The son of Thomas Anthony Trollope, a lawyer, and of Frances Trollope, a prolific writer herself, Anthony Trollope was born in London in 1815. As a child, Trollope was not particularly happy. A major factor in this was his father insistence upon sending him and his two brothers - Thomas Adolphus and Henry - to public school, despite the fact that he lacked sufficient finances to support them properly. They were the brunt of much teasing on account of their poverty. Firstly, Trollope attended Harrow School, later transferring to Winchester. However, he showed little academic promise during his time at either and, unlike his two brothers who continued their studies at Oxford and Cambridge, he was unable to obtain the scholarships he would have needed to support himself through university.
Shortly after leaving school Trollope moved to Brussels to teach, but he remained there only a short while as with his father's help he was able to obtain a position as a junior clerk at the Post Office in London, a job which gave him little satisfaction. However, he was given the chance to take a job with the Post Office in Ireland as an administrator, a post in which he exhibited considerable ability. At this point in his life, Trollope experienced for the first time not only success in his work, but also began his literary career.
Trollope was recalled from Ireland to the south west of England in 1851 in order to reorganise the regional postal services, and it was during the two years that he was thus occupied that he came up with the idea for the Barsetshire series of novels. In his autobiography he wrote: "In the course of the job I visited Salisbury, and whilst wandering there one midsummer evening round the purlieus of the cathedral I conceived the story of The Warden - from whence came that series of novels of which Barchester, with its bishops, dean, and archdeacon, was the central site." However, it was not during this time in the south west that these novels were written but instead in the time between his return to Ireland in 1853 and his final departure from that place to settle permanently in England in 1859.

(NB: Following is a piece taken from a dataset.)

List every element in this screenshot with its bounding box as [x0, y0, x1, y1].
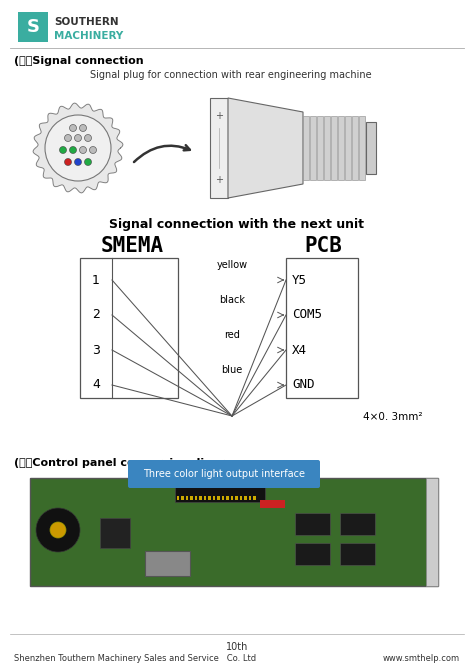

In 1844, Trollope married Rose Heseltine, who was to bear him two sons. In 1858, he was given special assignments, which saw him travel to Egypt and the West Indies. On his return to England, Trollope was awarded the directorship of the postal district of eastern England, but being less happy in his work than he had been in Ireland, and now earning enough to support himself through his literary endeavours, he resigned from the Post Office in 1867. Trollope was not solely a novelist, however. He was also associated with and wrote for several journals including the Cornhill Magazine, the Fortnightly Review, the Pall Mall Gazette, and St. Paul's Magazine. Another interest of Trollope's was travel and he voyaged to the United States, Australia, New Zealand and South Africa. He also stood and was defeated as Liberal candidate for Beverley in Yorkshire in 1868. Anthony Trollope died in 1882.